Wednesday, May 2, 2012

Getting Stuck


I get stuck a lot. Stuck commenting on a thought provoking article, stuck reading one more chapter in a book, stuck on FB, just stuck. Most of the time I just battle trying not to get stuck and feeling frustrated at all the things I don't get done and the time that seeps through my fingers as a result.


I've been feeling like I need to get up earlier (yes, this is a recurring theme). It's always a battle with me, and a battle with my children who invariably have nightmares, illnesses and growing pains that get them up in the night (or that prevent them from going to bed in a timely fashion in the first place) and it's even more of a battle when DH is out of town because I get stuck, again, and don't go to sleep in a timely fashion either. But there's that feeling, niggling, telling me I need to get up earlier. Yesterday, I got up a little earlier, enough so that I was dressed before family scripture study (not ready, just dressed to drive kidlets hither and yon). That helped. The day went a little more smoothly. Then, to add to my quest for health and to encourage me to be tired enough to go to bed decently, I've been trying to exercise at night--just a little, maybe fifteen minutes of weights, thirty minutes of yoga, a little samba/capoeira DVD I have. I did that; it helped.

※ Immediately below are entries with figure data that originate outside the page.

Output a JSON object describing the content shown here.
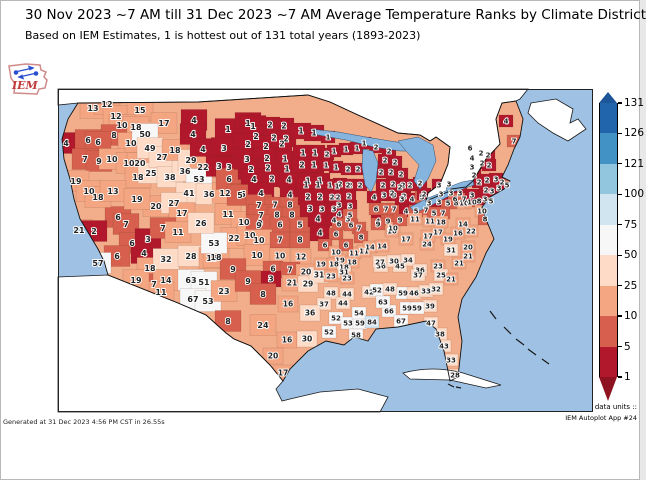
{
  "title": "30 Nov 2023 ~7 AM till 31 Dec 2023 ~7 AM Average Temperature Ranks by Climate District",
  "subtitle": "Based on IEM Estimates, 1 is hottest out of 131 total years (1893-2023)",
  "logo_text": "IEM",
  "footer": {
    "generated": "Generated at 31 Dec 2023 4:56 PM CST in 26.55s",
    "data_units_label": "data units ::",
    "app_label": "IEM Autoplot App #24"
  },
  "colorbar": {
    "ticks": [
      "131",
      "126",
      "121",
      "100",
      "75",
      "50",
      "25",
      "10",
      "5",
      "1"
    ],
    "segments": [
      {
        "max": 131,
        "color": "#2166ac",
        "dots": "light"
      },
      {
        "max": 126,
        "color": "#4292c6",
        "dots": "none"
      },
      {
        "max": 121,
        "color": "#92c5de",
        "dots": "none"
      },
      {
        "max": 100,
        "color": "#d1e5f0",
        "dots": "dark"
      },
      {
        "max": 75,
        "color": "#f7f7f7",
        "dots": "dark"
      },
      {
        "max": 50,
        "color": "#fddbc7",
        "dots": "dark"
      },
      {
        "max": 25,
        "color": "#f4a582",
        "dots": "dark"
      },
      {
        "max": 10,
        "color": "#d6604d",
        "dots": "none"
      },
      {
        "max": 5,
        "color": "#b2182b",
        "dots": "none"
      }
    ],
    "bins": [
      {
        "min": 126,
        "color": "#2166ac"
      },
      {
        "min": 121,
        "color": "#4292c6"
      },
      {
        "min": 100,
        "color": "#92c5de"
      },
      {
        "min": 75,
        "color": "#d1e5f0"
      },
      {
        "min": 50,
        "color": "#f7f7f7"
      },
      {
        "min": 25,
        "color": "#fddbc7"
      },
      {
        "min": 10,
        "color": "#f4a582"
      },
      {
        "min": 5,
        "color": "#d6604d"
      },
      {
        "min": 1,
        "color": "#b2182b"
      }
    ],
    "arrow_top_color": "#1c5699",
    "arrow_bottom_color": "#8e1220"
  },
  "map": {
    "ocean_color": "#9fc2e4",
    "lake_color": "#85b4df",
    "foreign_land_color": "#ffffff",
    "base_land_color": "#f2ad8a",
    "districts": [
      [
        35,
        19,
        13
      ],
      [
        49,
        15,
        12
      ],
      [
        58,
        27,
        12
      ],
      [
        82,
        21,
        15
      ],
      [
        64,
        36,
        10
      ],
      [
        78,
        38,
        18
      ],
      [
        106,
        34,
        17
      ],
      [
        56,
        46,
        8
      ],
      [
        73,
        54,
        10
      ],
      [
        8,
        54,
        4
      ],
      [
        30,
        51,
        6
      ],
      [
        40,
        53,
        6
      ],
      [
        27,
        70,
        7
      ],
      [
        41,
        72,
        9
      ],
      [
        54,
        70,
        10
      ],
      [
        71,
        74,
        10
      ],
      [
        82,
        74,
        20
      ],
      [
        80,
        88,
        18
      ],
      [
        93,
        84,
        25
      ],
      [
        87,
        45,
        50
      ],
      [
        92,
        59,
        49
      ],
      [
        104,
        68,
        27
      ],
      [
        117,
        61,
        18
      ],
      [
        112,
        88,
        38
      ],
      [
        127,
        82,
        36
      ],
      [
        133,
        71,
        29
      ],
      [
        136,
        31,
        4
      ],
      [
        135,
        45,
        4
      ],
      [
        170,
        40,
        1
      ],
      [
        190,
        34,
        1
      ],
      [
        145,
        60,
        4
      ],
      [
        166,
        59,
        3
      ],
      [
        145,
        78,
        22
      ],
      [
        141,
        90,
        53
      ],
      [
        131,
        104,
        41
      ],
      [
        151,
        105,
        36
      ],
      [
        167,
        104,
        12
      ],
      [
        161,
        77,
        3
      ],
      [
        171,
        78,
        3
      ],
      [
        171,
        90,
        6
      ],
      [
        185,
        105,
        5
      ],
      [
        60,
        128,
        6
      ],
      [
        68,
        135,
        7
      ],
      [
        74,
        154,
        6
      ],
      [
        90,
        150,
        3
      ],
      [
        86,
        164,
        4
      ],
      [
        98,
        117,
        20
      ],
      [
        116,
        114,
        27
      ],
      [
        124,
        124,
        17
      ],
      [
        105,
        139,
        7
      ],
      [
        120,
        143,
        11
      ],
      [
        18,
        92,
        19
      ],
      [
        31,
        102,
        10
      ],
      [
        40,
        108,
        18
      ],
      [
        55,
        102,
        13
      ],
      [
        79,
        110,
        19
      ],
      [
        21,
        141,
        21
      ],
      [
        36,
        142,
        2
      ],
      [
        59,
        167,
        6
      ],
      [
        40,
        174,
        57
      ],
      [
        92,
        179,
        18
      ],
      [
        96,
        195,
        7
      ],
      [
        108,
        191,
        14
      ],
      [
        103,
        203,
        11
      ],
      [
        108,
        170,
        32
      ],
      [
        78,
        191,
        19
      ],
      [
        133,
        167,
        28
      ],
      [
        154,
        169,
        18
      ],
      [
        133,
        191,
        63
      ],
      [
        146,
        193,
        51
      ],
      [
        135,
        210,
        67
      ],
      [
        150,
        212,
        53
      ],
      [
        166,
        202,
        23
      ],
      [
        158,
        168,
        18
      ],
      [
        170,
        125,
        11
      ],
      [
        186,
        133,
        10
      ],
      [
        202,
        134,
        9
      ],
      [
        176,
        149,
        22
      ],
      [
        156,
        154,
        53
      ],
      [
        143,
        134,
        26
      ],
      [
        192,
        146,
        10
      ],
      [
        195,
        37,
        1
      ],
      [
        212,
        36,
        2
      ],
      [
        226,
        37,
        2
      ],
      [
        198,
        47,
        2
      ],
      [
        216,
        49,
        2
      ],
      [
        228,
        50,
        2
      ],
      [
        190,
        55,
        2
      ],
      [
        208,
        57,
        2
      ],
      [
        224,
        55,
        2
      ],
      [
        189,
        70,
        3
      ],
      [
        209,
        69,
        2
      ],
      [
        227,
        70,
        1
      ],
      [
        193,
        80,
        2
      ],
      [
        210,
        79,
        2
      ],
      [
        229,
        80,
        1
      ],
      [
        196,
        90,
        4
      ],
      [
        214,
        90,
        2
      ],
      [
        231,
        91,
        4
      ],
      [
        182,
        106,
        5
      ],
      [
        203,
        104,
        4
      ],
      [
        232,
        106,
        4
      ],
      [
        201,
        116,
        7
      ],
      [
        217,
        116,
        7
      ],
      [
        232,
        116,
        8
      ],
      [
        203,
        126,
        7
      ],
      [
        219,
        126,
        8
      ],
      [
        234,
        126,
        8
      ],
      [
        201,
        136,
        9
      ],
      [
        222,
        136,
        6
      ],
      [
        242,
        136,
        5
      ],
      [
        201,
        151,
        10
      ],
      [
        222,
        151,
        7
      ],
      [
        242,
        151,
        8
      ],
      [
        199,
        166,
        10
      ],
      [
        222,
        167,
        10
      ],
      [
        243,
        168,
        12
      ],
      [
        175,
        180,
        9
      ],
      [
        215,
        180,
        6
      ],
      [
        232,
        181,
        7
      ],
      [
        248,
        183,
        20
      ],
      [
        213,
        190,
        3
      ],
      [
        234,
        194,
        21
      ],
      [
        250,
        195,
        29
      ],
      [
        261,
        186,
        31
      ],
      [
        263,
        175,
        19
      ],
      [
        243,
        42,
        1
      ],
      [
        256,
        44,
        1
      ],
      [
        270,
        48,
        1
      ],
      [
        245,
        64,
        1
      ],
      [
        257,
        64,
        1
      ],
      [
        269,
        65,
        2
      ],
      [
        244,
        76,
        2
      ],
      [
        256,
        76,
        1
      ],
      [
        268,
        76,
        1
      ],
      [
        250,
        92,
        1
      ],
      [
        262,
        92,
        1
      ],
      [
        276,
        62,
        1
      ],
      [
        288,
        60,
        1
      ],
      [
        299,
        59,
        1
      ],
      [
        278,
        78,
        1
      ],
      [
        290,
        80,
        2
      ],
      [
        300,
        80,
        2
      ],
      [
        282,
        95,
        2
      ],
      [
        292,
        96,
        2
      ],
      [
        302,
        96,
        2
      ],
      [
        306,
        54,
        1
      ],
      [
        318,
        58,
        2
      ],
      [
        331,
        62,
        2
      ],
      [
        327,
        71,
        2
      ],
      [
        337,
        73,
        2
      ],
      [
        323,
        83,
        2
      ],
      [
        333,
        83,
        2
      ],
      [
        343,
        85,
        2
      ],
      [
        325,
        96,
        2
      ],
      [
        335,
        95,
        2
      ],
      [
        345,
        96,
        2
      ],
      [
        336,
        106,
        3
      ],
      [
        346,
        107,
        2
      ],
      [
        248,
        96,
        1
      ],
      [
        260,
        96,
        1
      ],
      [
        272,
        96,
        1
      ],
      [
        250,
        108,
        2
      ],
      [
        262,
        108,
        2
      ],
      [
        274,
        108,
        2
      ],
      [
        252,
        120,
        3
      ],
      [
        264,
        120,
        3
      ],
      [
        276,
        120,
        3
      ],
      [
        260,
        130,
        4
      ],
      [
        276,
        131,
        4
      ],
      [
        290,
        130,
        3
      ],
      [
        262,
        144,
        4
      ],
      [
        278,
        145,
        6
      ],
      [
        267,
        156,
        6
      ],
      [
        278,
        163,
        10
      ],
      [
        296,
        164,
        11
      ],
      [
        282,
        171,
        19
      ],
      [
        294,
        173,
        18
      ],
      [
        279,
        97,
        1
      ],
      [
        290,
        96,
        2
      ],
      [
        280,
        108,
        2
      ],
      [
        291,
        107,
        2
      ],
      [
        281,
        116,
        3
      ],
      [
        292,
        117,
        3
      ],
      [
        281,
        125,
        4
      ],
      [
        292,
        126,
        5
      ],
      [
        281,
        135,
        6
      ],
      [
        293,
        136,
        6
      ],
      [
        301,
        139,
        7
      ],
      [
        303,
        148,
        8
      ],
      [
        288,
        156,
        6
      ],
      [
        306,
        162,
        11
      ],
      [
        316,
        108,
        4
      ],
      [
        326,
        106,
        3
      ],
      [
        334,
        104,
        2
      ],
      [
        318,
        120,
        6
      ],
      [
        328,
        120,
        7
      ],
      [
        336,
        120,
        7
      ],
      [
        320,
        132,
        4
      ],
      [
        330,
        132,
        9
      ],
      [
        334,
        142,
        10
      ],
      [
        342,
        98,
        2
      ],
      [
        352,
        96,
        2
      ],
      [
        362,
        94,
        2
      ],
      [
        344,
        110,
        3
      ],
      [
        354,
        110,
        4
      ],
      [
        364,
        108,
        5
      ],
      [
        348,
        122,
        4
      ],
      [
        358,
        122,
        5
      ],
      [
        368,
        121,
        7
      ],
      [
        372,
        132,
        11
      ],
      [
        276,
        175,
        18
      ],
      [
        286,
        178,
        18
      ],
      [
        286,
        183,
        31
      ],
      [
        273,
        187,
        23
      ],
      [
        289,
        189,
        23
      ],
      [
        273,
        204,
        48
      ],
      [
        289,
        205,
        44
      ],
      [
        266,
        215,
        37
      ],
      [
        285,
        214,
        44
      ],
      [
        190,
        192,
        9
      ],
      [
        205,
        205,
        8
      ],
      [
        170,
        232,
        8
      ],
      [
        205,
        236,
        24
      ],
      [
        230,
        215,
        16
      ],
      [
        252,
        224,
        36
      ],
      [
        229,
        251,
        16
      ],
      [
        249,
        250,
        30
      ],
      [
        215,
        267,
        20
      ],
      [
        225,
        284,
        17
      ],
      [
        278,
        229,
        52
      ],
      [
        271,
        243,
        52
      ],
      [
        290,
        234,
        53
      ],
      [
        302,
        234,
        59
      ],
      [
        298,
        246,
        58
      ],
      [
        311,
        203,
        42
      ],
      [
        319,
        201,
        52
      ],
      [
        301,
        224,
        54
      ],
      [
        314,
        233,
        84
      ],
      [
        323,
        177,
        36
      ],
      [
        331,
        222,
        66
      ],
      [
        325,
        213,
        63
      ],
      [
        343,
        232,
        67
      ],
      [
        345,
        204,
        59
      ],
      [
        332,
        200,
        48
      ],
      [
        342,
        177,
        45
      ],
      [
        356,
        204,
        46
      ],
      [
        368,
        202,
        33
      ],
      [
        378,
        200,
        32
      ],
      [
        372,
        217,
        39
      ],
      [
        349,
        219,
        59
      ],
      [
        359,
        219,
        59
      ],
      [
        373,
        234,
        47
      ],
      [
        382,
        245,
        38
      ],
      [
        386,
        257,
        43
      ],
      [
        393,
        271,
        33
      ],
      [
        397,
        286,
        28
      ],
      [
        312,
        158,
        14
      ],
      [
        324,
        157,
        14
      ],
      [
        322,
        173,
        27
      ],
      [
        336,
        172,
        30
      ],
      [
        350,
        171,
        34
      ],
      [
        369,
        155,
        24
      ],
      [
        362,
        181,
        36
      ],
      [
        380,
        177,
        23
      ],
      [
        383,
        186,
        25
      ],
      [
        360,
        186,
        37
      ],
      [
        393,
        190,
        21
      ],
      [
        401,
        174,
        21
      ],
      [
        410,
        167,
        21
      ],
      [
        380,
        143,
        17
      ],
      [
        390,
        150,
        19
      ],
      [
        400,
        144,
        16
      ],
      [
        393,
        161,
        31
      ],
      [
        370,
        147,
        17
      ],
      [
        410,
        158,
        20
      ],
      [
        335,
        139,
        10
      ],
      [
        320,
        135,
        9
      ],
      [
        348,
        150,
        17
      ],
      [
        342,
        131,
        9
      ],
      [
        357,
        130,
        11
      ],
      [
        371,
        114,
        3
      ],
      [
        381,
        113,
        3
      ],
      [
        390,
        114,
        5
      ],
      [
        398,
        114,
        8
      ],
      [
        406,
        114,
        10
      ],
      [
        414,
        113,
        10
      ],
      [
        421,
        112,
        8
      ],
      [
        376,
        124,
        5
      ],
      [
        385,
        124,
        7
      ],
      [
        366,
        105,
        2
      ],
      [
        383,
        133,
        18
      ],
      [
        405,
        135,
        14
      ],
      [
        413,
        142,
        22
      ],
      [
        424,
        122,
        10
      ],
      [
        427,
        130,
        8
      ],
      [
        381,
        96,
        3
      ],
      [
        391,
        95,
        3
      ],
      [
        383,
        105,
        3
      ],
      [
        393,
        104,
        3
      ],
      [
        402,
        104,
        3
      ],
      [
        397,
        110,
        6
      ],
      [
        406,
        110,
        7
      ],
      [
        414,
        106,
        3
      ],
      [
        412,
        59,
        6
      ],
      [
        414,
        69,
        4
      ],
      [
        414,
        78,
        3
      ],
      [
        416,
        86,
        2
      ],
      [
        427,
        110,
        3
      ],
      [
        433,
        112,
        5
      ],
      [
        448,
        32,
        4
      ],
      [
        456,
        52,
        7
      ],
      [
        423,
        64,
        2
      ],
      [
        430,
        66,
        2
      ],
      [
        424,
        74,
        2
      ],
      [
        431,
        76,
        2
      ],
      [
        421,
        93,
        2
      ],
      [
        429,
        91,
        2
      ],
      [
        438,
        90,
        3
      ],
      [
        444,
        93,
        2
      ],
      [
        449,
        96,
        5
      ],
      [
        428,
        101,
        2
      ],
      [
        434,
        102,
        3
      ],
      [
        441,
        99,
        3
      ]
    ]
  }
}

So, this morning, I got up even a little bit earlier, sufficiently to encourage CE to stop ignoring her alarm and finish her homework, sufficiently to get dressed AND read my own personal scriptures before family scripture time AND time to meander a bit, checking all the blogs that make me think, the FB that I check in with and email--all the places that I often get stuck on. I got a little stuck, but not too bad. Then, the morning collected itself, I took the kidlets hither and yon and because I had already allowed myself some wandering time, I listened to the responsible part of my brain that said "make bread, practice your piano, exercise" (all with the "help" of 4yo M to keep it interesting). And here I sit now, with two loaves of pretty whole wheat bread, made with freshly ground wheat (yes, I feel a little like the little red hen), piano practiced (well as much as stupid sore hands will allow), boot camp exercise DVD done, M fed snacks and placed in front of Phineas and Ferb so that I can take a shower. And it's not even lunch time yet. I don't feel frazzled. There may be something to this getting up earlier, if only that I can feed that part of me that needs to get stuck a little, first thing and then move on to necessary and productive pursuits.

3 comments:

meegz said...

I am with you there girl! And if you ever want to walk at the dreadful hour of 5 am- meet us for an hour of pointless conversation that helps us get back up the hill.:)

Jen I said...

Oh man. You have more will-power than I do, that's for sure. I tell myself the same thing every day - that I should get up earlier, but it never happens. I still get up 20 minutes before we have to be out the door - with 4 kids to feed, lunch to make, diapers to change - and of course have to walk in to the school in my pjs once again, all the while yelling at everyone to hurry up. I know, I know, life would be so much more calm if I had more self-discipline. I feel like you Turners are full of it. (Meaning self-discipline, that is. :)

(By the way that scabies story was horrendous!)

Unknown said...

I hate feeling stuck. I have no idea if it would help you, but it helps me when I find myself feeling like I can't do something.

I tell myself, "Self, you can do anything for a week. Do it for a week." Keep track in a notebook, journal, blog, etc., and include not just what I did but how I feel while I do and after I did it.